Reality check: The remaining records to be disclosed — as well as the newly discovered tranche of 2,400 reports — are unlikely to definitively prove whether Lee Harvey Oswald was the lone-wolf assassin or was part of a broader conspiracy, experts say.
Catch up quick: Under the 1992 JFK Records Act, assassination records were supposed to be handed over to the JFK Assassination Records Review Board and then to the National Archives. The archive maintains a collection of documents that were supposed to be fully disclosed in 2017.
- Administration officials determined these newly discovered records hadn’t been submitted to or vetted by the assassination review board or the National Archives.
- When Trump was president in 2017, he delayed disclosure of the records the government had identified, on the advice of the CIA. President Biden then ordered limited releases of records that still didn’t fully comply with the spirit of the JFK Records Act.
- Government secrecy advocates argued to Trump and Biden that full disclosure of the assassination documents could compromise “sources and methods” of intelligence gathering, and unfairly implicate officials involved in the controversy.
The big picture: Trump has regretted for years not releasing all the JFK records in his first term, according to those who have discussed the matter with him.
- During the 2024 campaign, Trump promised his supporters and Robert F. Kennedy Jr., the late president’s nephew, that he’d release the records on JFK’s assassination in 1963, as well as those related to the 1968 killing of Kennedy’s father, Robert F. Kennedy.
- RFK Jr., named by Trump to be Health and Human Services secretary, has called for full disclosure for years, and believes both assassinations were part of a broader conspiracy.
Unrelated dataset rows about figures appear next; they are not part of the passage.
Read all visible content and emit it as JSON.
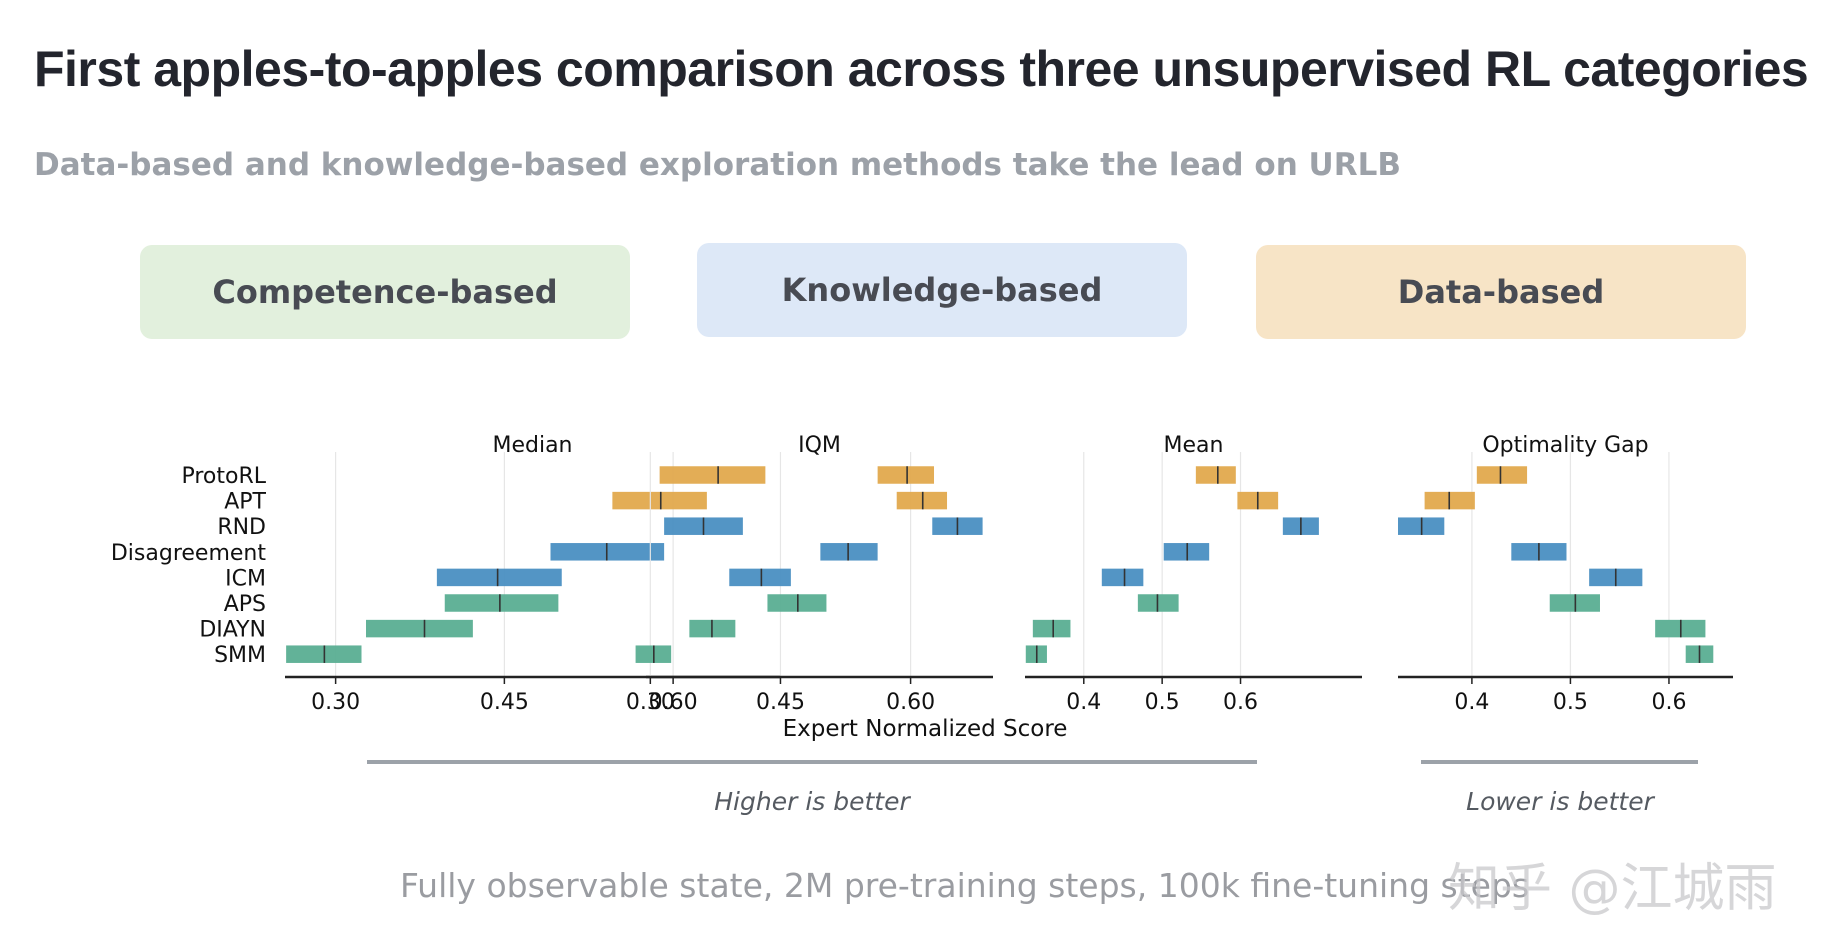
{
  "header": {
    "title": "First apples-to-apples comparison across three unsupervised RL categories",
    "subtitle": "Data-based and knowledge-based exploration methods take the lead on URLB"
  },
  "categories": {
    "competence": "Competence-based",
    "knowledge": "Knowledge-based",
    "data": "Data-based"
  },
  "colors": {
    "competence": "#5aae92",
    "knowledge": "#4a8fc2",
    "data": "#e2a94d",
    "grid": "#e6e6e6",
    "axis": "#222222"
  },
  "footer": {
    "note": "Fully observable state, 2M pre-training steps, 100k fine-tuning steps",
    "watermark": "知乎 @江城雨"
  },
  "annotations": {
    "higher": "Higher is better",
    "lower": "Lower is better"
  },
  "chart_data": {
    "type": "interval",
    "xlabel": "Expert Normalized Score",
    "methods": [
      "ProtoRL",
      "APT",
      "RND",
      "Disagreement",
      "ICM",
      "APS",
      "DIAYN",
      "SMM"
    ],
    "method_category": [
      "data",
      "data",
      "knowledge",
      "knowledge",
      "knowledge",
      "competence",
      "competence",
      "competence"
    ],
    "panels": [
      {
        "title": "Median",
        "xlim": [
          0.255,
          0.695
        ],
        "ticks": [
          0.3,
          0.45,
          0.6
        ],
        "tick_labels": [
          "0.30",
          "0.45",
          "0.60"
        ],
        "intervals": [
          {
            "low": 0.588,
            "high": 0.682,
            "point": 0.64
          },
          {
            "low": 0.546,
            "high": 0.63,
            "point": 0.589
          },
          {
            "low": 0.592,
            "high": 0.662,
            "point": 0.627
          },
          {
            "low": 0.491,
            "high": 0.592,
            "point": 0.541
          },
          {
            "low": 0.39,
            "high": 0.501,
            "point": 0.444
          },
          {
            "low": 0.397,
            "high": 0.498,
            "point": 0.446
          },
          {
            "low": 0.327,
            "high": 0.422,
            "point": 0.379
          },
          {
            "low": 0.256,
            "high": 0.323,
            "point": 0.29
          }
        ]
      },
      {
        "title": "IQM",
        "xlim": [
          0.295,
          0.695
        ],
        "ticks": [
          0.3,
          0.45,
          0.6
        ],
        "tick_labels": [
          "0.30",
          "0.45",
          "0.60"
        ],
        "intervals": [
          {
            "low": 0.562,
            "high": 0.627,
            "point": 0.596
          },
          {
            "low": 0.584,
            "high": 0.642,
            "point": 0.614
          },
          {
            "low": 0.625,
            "high": 0.683,
            "point": 0.654
          },
          {
            "low": 0.496,
            "high": 0.562,
            "point": 0.528
          },
          {
            "low": 0.391,
            "high": 0.462,
            "point": 0.428
          },
          {
            "low": 0.435,
            "high": 0.503,
            "point": 0.47
          },
          {
            "low": 0.345,
            "high": 0.398,
            "point": 0.371
          },
          {
            "low": 0.283,
            "high": 0.324,
            "point": 0.304
          }
        ]
      },
      {
        "title": "Mean",
        "xlim": [
          0.325,
          0.755
        ],
        "ticks": [
          0.4,
          0.5,
          0.6
        ],
        "tick_labels": [
          "0.4",
          "0.5",
          "0.6"
        ],
        "intervals": [
          {
            "low": 0.543,
            "high": 0.594,
            "point": 0.571
          },
          {
            "low": 0.596,
            "high": 0.648,
            "point": 0.622
          },
          {
            "low": 0.654,
            "high": 0.7,
            "point": 0.677
          },
          {
            "low": 0.502,
            "high": 0.56,
            "point": 0.532
          },
          {
            "low": 0.423,
            "high": 0.476,
            "point": 0.452
          },
          {
            "low": 0.469,
            "high": 0.521,
            "point": 0.494
          },
          {
            "low": 0.335,
            "high": 0.383,
            "point": 0.361
          },
          {
            "low": 0.326,
            "high": 0.353,
            "point": 0.34
          }
        ]
      },
      {
        "title": "Optimality Gap",
        "xlim": [
          0.325,
          0.665
        ],
        "ticks": [
          0.4,
          0.5,
          0.6
        ],
        "tick_labels": [
          "0.4",
          "0.5",
          "0.6"
        ],
        "intervals": [
          {
            "low": 0.405,
            "high": 0.456,
            "point": 0.429
          },
          {
            "low": 0.352,
            "high": 0.403,
            "point": 0.377
          },
          {
            "low": 0.325,
            "high": 0.372,
            "point": 0.349
          },
          {
            "low": 0.44,
            "high": 0.496,
            "point": 0.468
          },
          {
            "low": 0.519,
            "high": 0.573,
            "point": 0.546
          },
          {
            "low": 0.479,
            "high": 0.53,
            "point": 0.505
          },
          {
            "low": 0.586,
            "high": 0.637,
            "point": 0.612
          },
          {
            "low": 0.617,
            "high": 0.645,
            "point": 0.631
          }
        ]
      }
    ]
  }
}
Trump’s order calls for a plan to release assassination records of RFK and the Rev. Martin Luther King Jr. by March 9.
- “PRESIDENT TRUMP IS ENDING THE ENDLESS DELAYS,” a White House fact sheet issued Jan. 23 says: “President Trump promised during his campaign to release assassination records to give Americans the truth.”
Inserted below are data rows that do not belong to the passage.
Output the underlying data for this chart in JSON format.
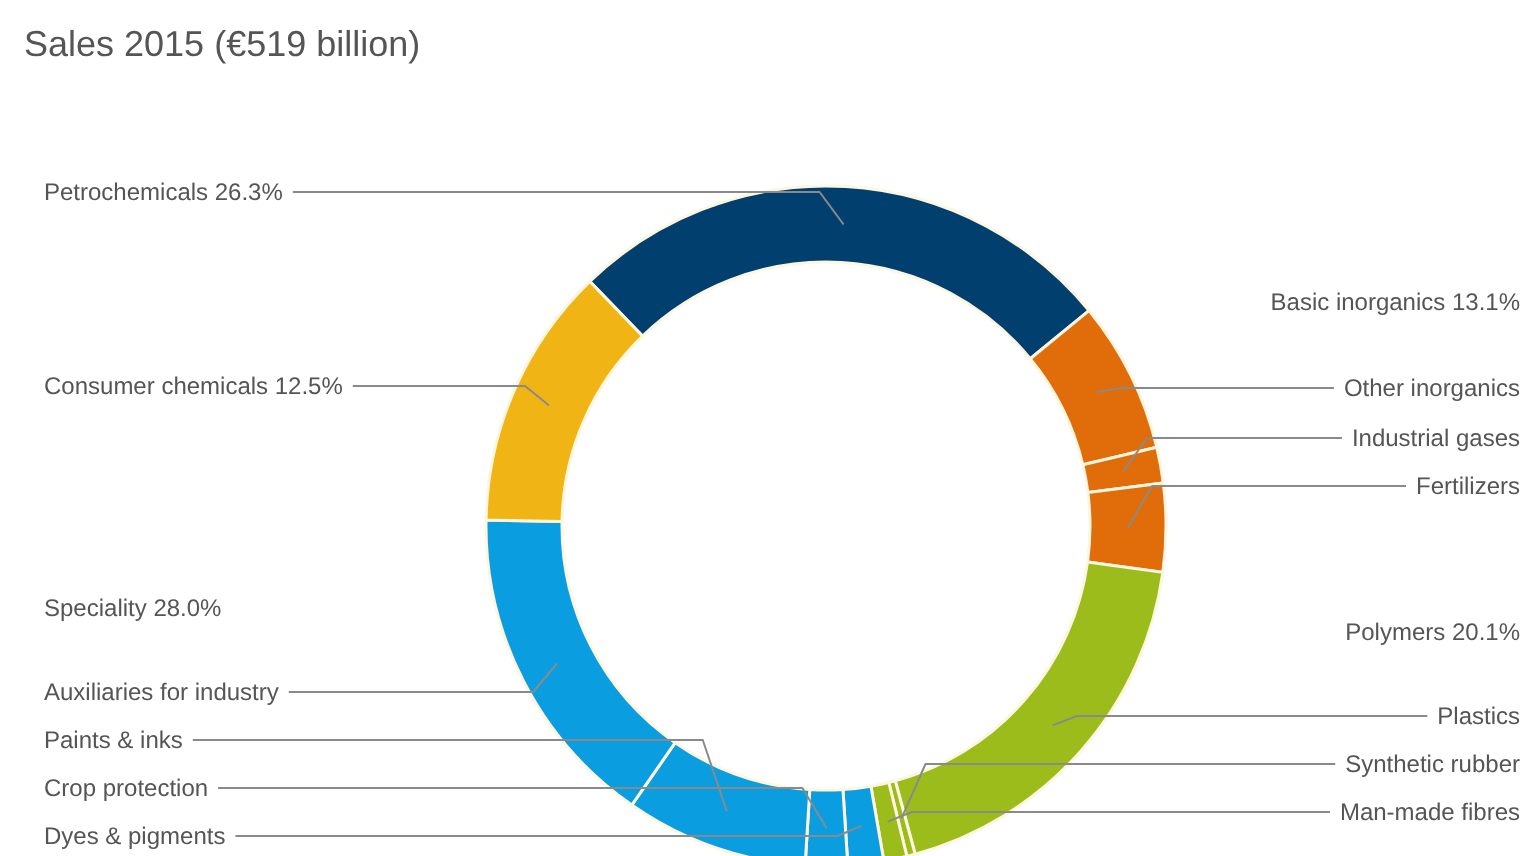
{
  "chart_data": {
    "type": "donut",
    "title": "Sales 2015 (€519 billion)",
    "categories": [
      "Petrochemicals",
      "Other inorganics",
      "Industrial gases",
      "Fertilizers",
      "Plastics",
      "Synthetic rubber",
      "Man-made fibres",
      "Dyes & pigments",
      "Crop protection",
      "Paints & inks",
      "Auxiliaries for industry",
      "Consumer chemicals"
    ],
    "values": [
      26.3,
      7.2,
      1.7,
      4.2,
      18.6,
      0.4,
      1.1,
      1.7,
      2.0,
      8.7,
      15.6,
      12.5
    ],
    "colors": [
      "#003f6e",
      "#e06c0a",
      "#e06c0a",
      "#e06c0a",
      "#9cbc1c",
      "#9cbc1c",
      "#9cbc1c",
      "#0a9ee0",
      "#0a9ee0",
      "#0a9ee0",
      "#0a9ee0",
      "#f0b414"
    ],
    "value_labels": [
      "26.3%",
      null,
      null,
      null,
      null,
      null,
      null,
      null,
      null,
      null,
      null,
      "12.5%"
    ],
    "annotations": [
      "Basic inorganics 13.1%",
      "Polymers 20.1%",
      "Speciality 28.0%"
    ]
  }
}
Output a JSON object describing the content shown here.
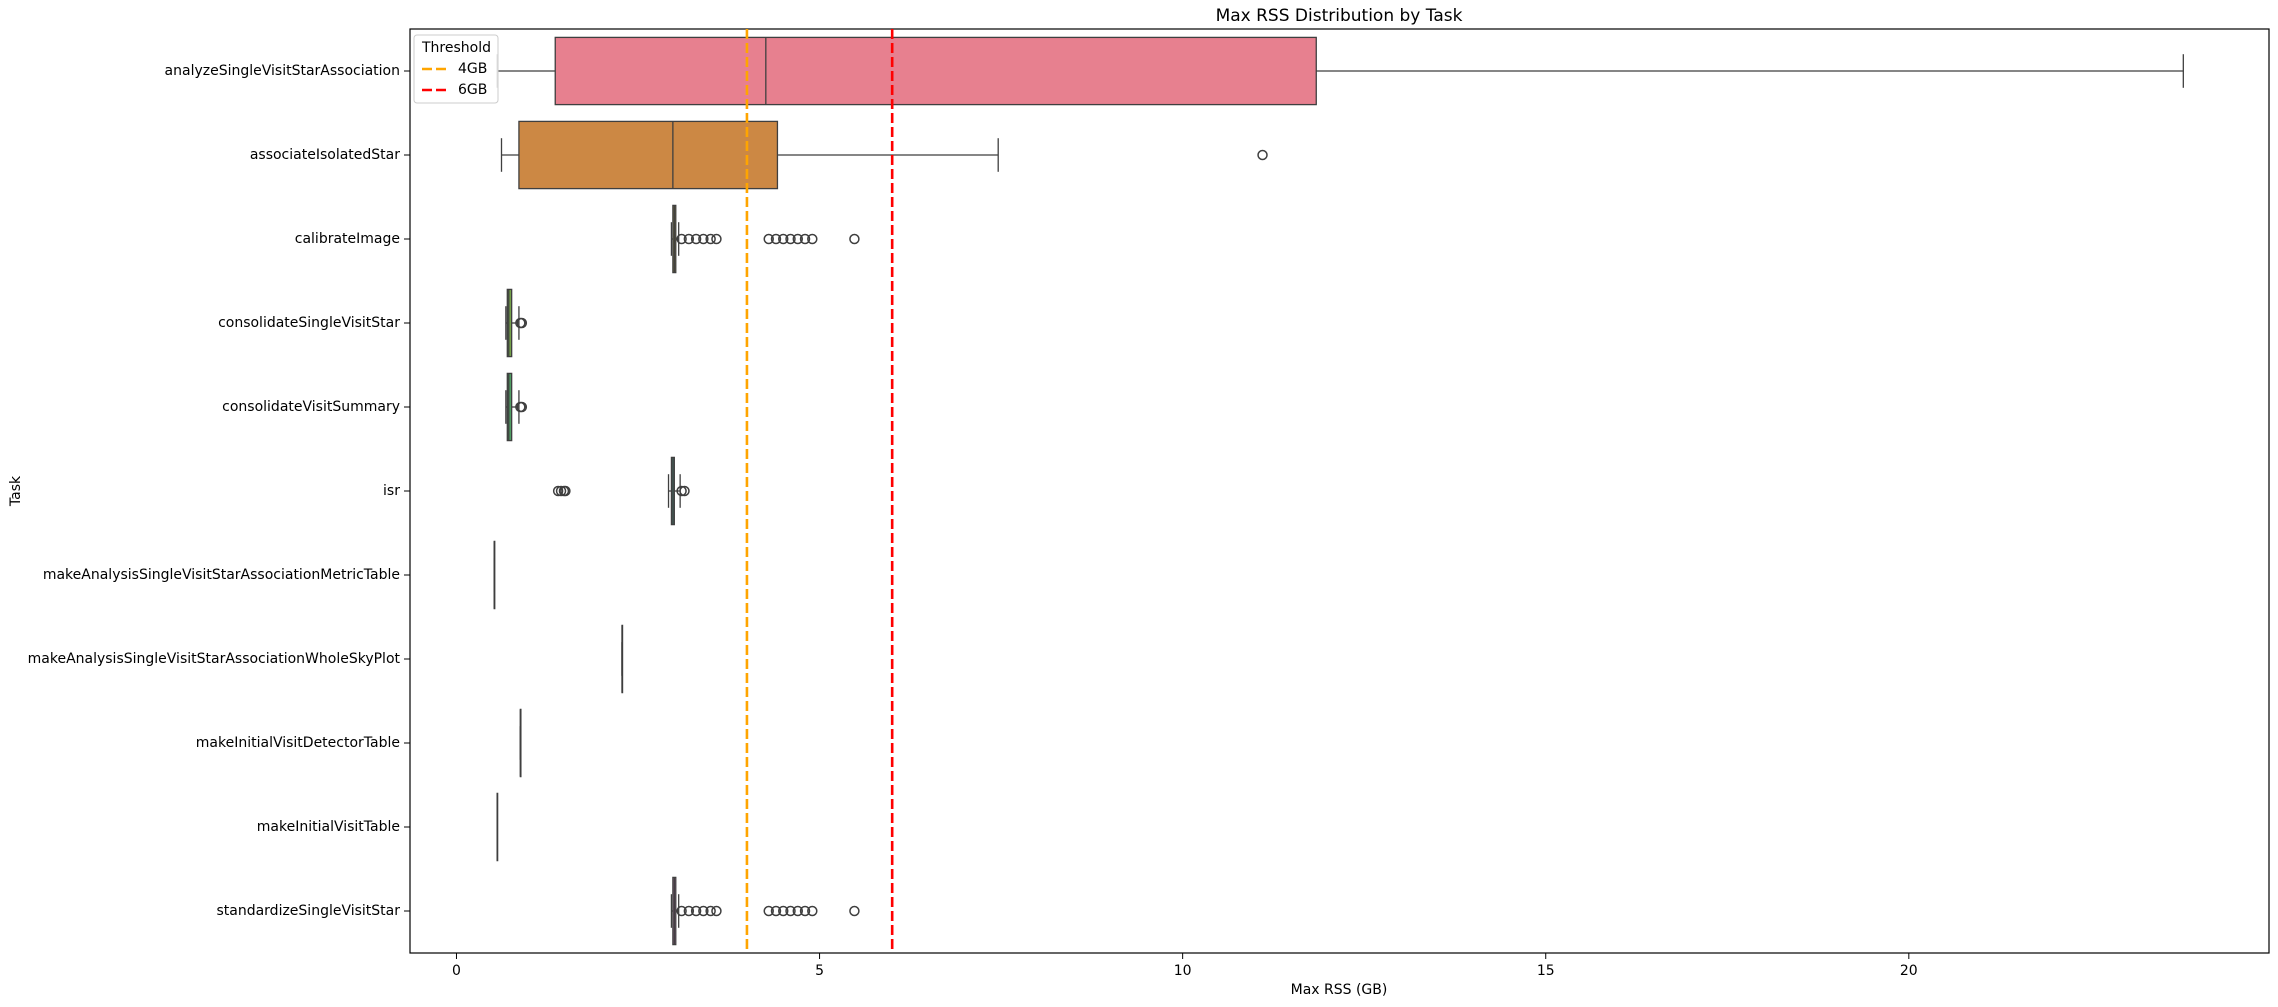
{
  "chart_data": {
    "type": "box",
    "orientation": "horizontal",
    "title": "Max RSS Distribution by Task",
    "xlabel": "Max RSS (GB)",
    "ylabel": "Task",
    "categories": [
      "analyzeSingleVisitStarAssociation",
      "associateIsolatedStar",
      "calibrateImage",
      "consolidateSingleVisitStar",
      "consolidateVisitSummary",
      "isr",
      "makeAnalysisSingleVisitStarAssociationMetricTable",
      "makeAnalysisSingleVisitStarAssociationWholeSkyPlot",
      "makeInitialVisitDetectorTable",
      "makeInitialVisitTable",
      "standardizeSingleVisitStar"
    ],
    "boxes": [
      {
        "whislo": 0.56,
        "q1": 1.36,
        "med": 4.26,
        "q3": 11.84,
        "whishi": 23.78,
        "color": "#e7808f"
      },
      {
        "whislo": 0.62,
        "q1": 0.86,
        "med": 2.98,
        "q3": 4.42,
        "whishi": 7.46,
        "fliers": [
          11.1
        ],
        "color": "#cc8844"
      },
      {
        "whislo": 2.96,
        "q1": 2.98,
        "med": 3.0,
        "q3": 3.02,
        "whishi": 3.06,
        "fliers": [
          3.1,
          3.2,
          3.3,
          3.4,
          3.5,
          3.58,
          4.3,
          4.4,
          4.5,
          4.6,
          4.7,
          4.8,
          4.9,
          5.48
        ],
        "color": "#a89a3f"
      },
      {
        "whislo": 0.68,
        "q1": 0.7,
        "med": 0.72,
        "q3": 0.76,
        "whishi": 0.86,
        "fliers": [
          0.88,
          0.9
        ],
        "color": "#73a048"
      },
      {
        "whislo": 0.68,
        "q1": 0.7,
        "med": 0.72,
        "q3": 0.76,
        "whishi": 0.86,
        "fliers": [
          0.88,
          0.9
        ],
        "color": "#4e9d62"
      },
      {
        "whislo": 2.92,
        "q1": 2.96,
        "med": 2.98,
        "q3": 3.0,
        "whishi": 3.08,
        "fliers": [
          1.4,
          1.44,
          1.48,
          1.5,
          3.1,
          3.14
        ],
        "color": "#4e9b8b"
      },
      {
        "whislo": 0.52,
        "q1": 0.52,
        "med": 0.52,
        "q3": 0.52,
        "whishi": 0.52,
        "color": "#50999f"
      },
      {
        "whislo": 2.28,
        "q1": 2.28,
        "med": 2.28,
        "q3": 2.28,
        "whishi": 2.28,
        "color": "#5497b7"
      },
      {
        "whislo": 0.88,
        "q1": 0.88,
        "med": 0.88,
        "q3": 0.88,
        "whishi": 0.88,
        "color": "#7b8fd0"
      },
      {
        "whislo": 0.56,
        "q1": 0.56,
        "med": 0.56,
        "q3": 0.56,
        "whishi": 0.56,
        "color": "#b27fd0"
      },
      {
        "whislo": 2.96,
        "q1": 2.98,
        "med": 3.0,
        "q3": 3.02,
        "whishi": 3.06,
        "fliers": [
          3.1,
          3.2,
          3.3,
          3.4,
          3.5,
          3.58,
          4.3,
          4.4,
          4.5,
          4.6,
          4.7,
          4.8,
          4.9,
          5.48
        ],
        "color": "#d77ac0"
      }
    ],
    "thresholds": [
      {
        "name": "4GB",
        "value": 4,
        "color": "#ffa500"
      },
      {
        "name": "6GB",
        "value": 6,
        "color": "#ff0000"
      }
    ],
    "legend_title": "Threshold",
    "legend_position": "upper left",
    "xlim": [
      -0.64,
      24.96
    ],
    "xticks": [
      0,
      5,
      10,
      15,
      20
    ]
  }
}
What’s next: Despite Trump’s order, sources say, the various intelligence agencies with records of the assassination are still recommending redactions.
- “When POTUS hears about this stonewalling, he’s gonna hit the roof,” a White House official told Axios.
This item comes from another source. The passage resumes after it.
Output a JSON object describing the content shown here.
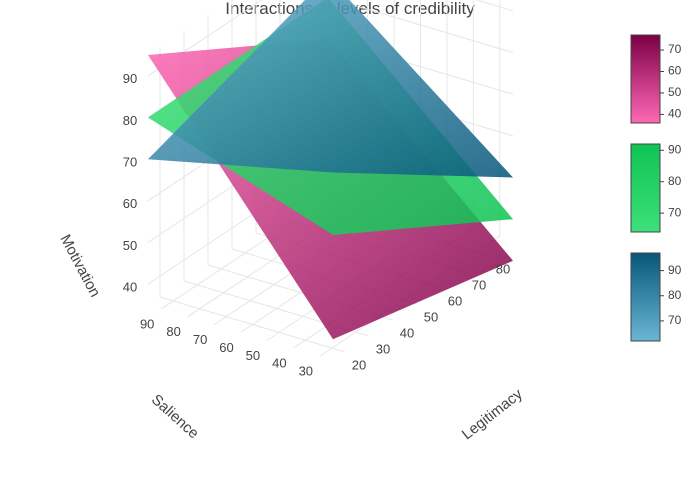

- “This is total Deep State bulls**t,” said another.
- “Don’t be surprised if all these records just suddenly wind up online,” a Trump adviser said. “He wants to move on and call this a promise kept.”
The intrigue: The newly discovered FBI files could have relevance in the ongoing federal lawsuit filed by the Mary Ferrell Foundation against the Biden administration in 2022. It alleges federal agencies had more documents related to the assassination that they weren’t turning over to the National Archives. They include:
- Jailhouse recordings of mobster Carlos Marcello, who claimed he was involved in the assassination.
- CIA files of George Joannides. He was the chief of covert action at the CIA station in Miami and was a case officer for a New Orleans-based CIA-funded exile group that had a series of encounters with Oswald before the shooting. Joannides also was accused of misleading a House committee investigating the assassination by failing to disclose his ties to Oswald. “The Joannides file sounds exactly like the newly discovered FBI files,” Morley said. “It’s something assassination-related that was never turned over to the Archives.”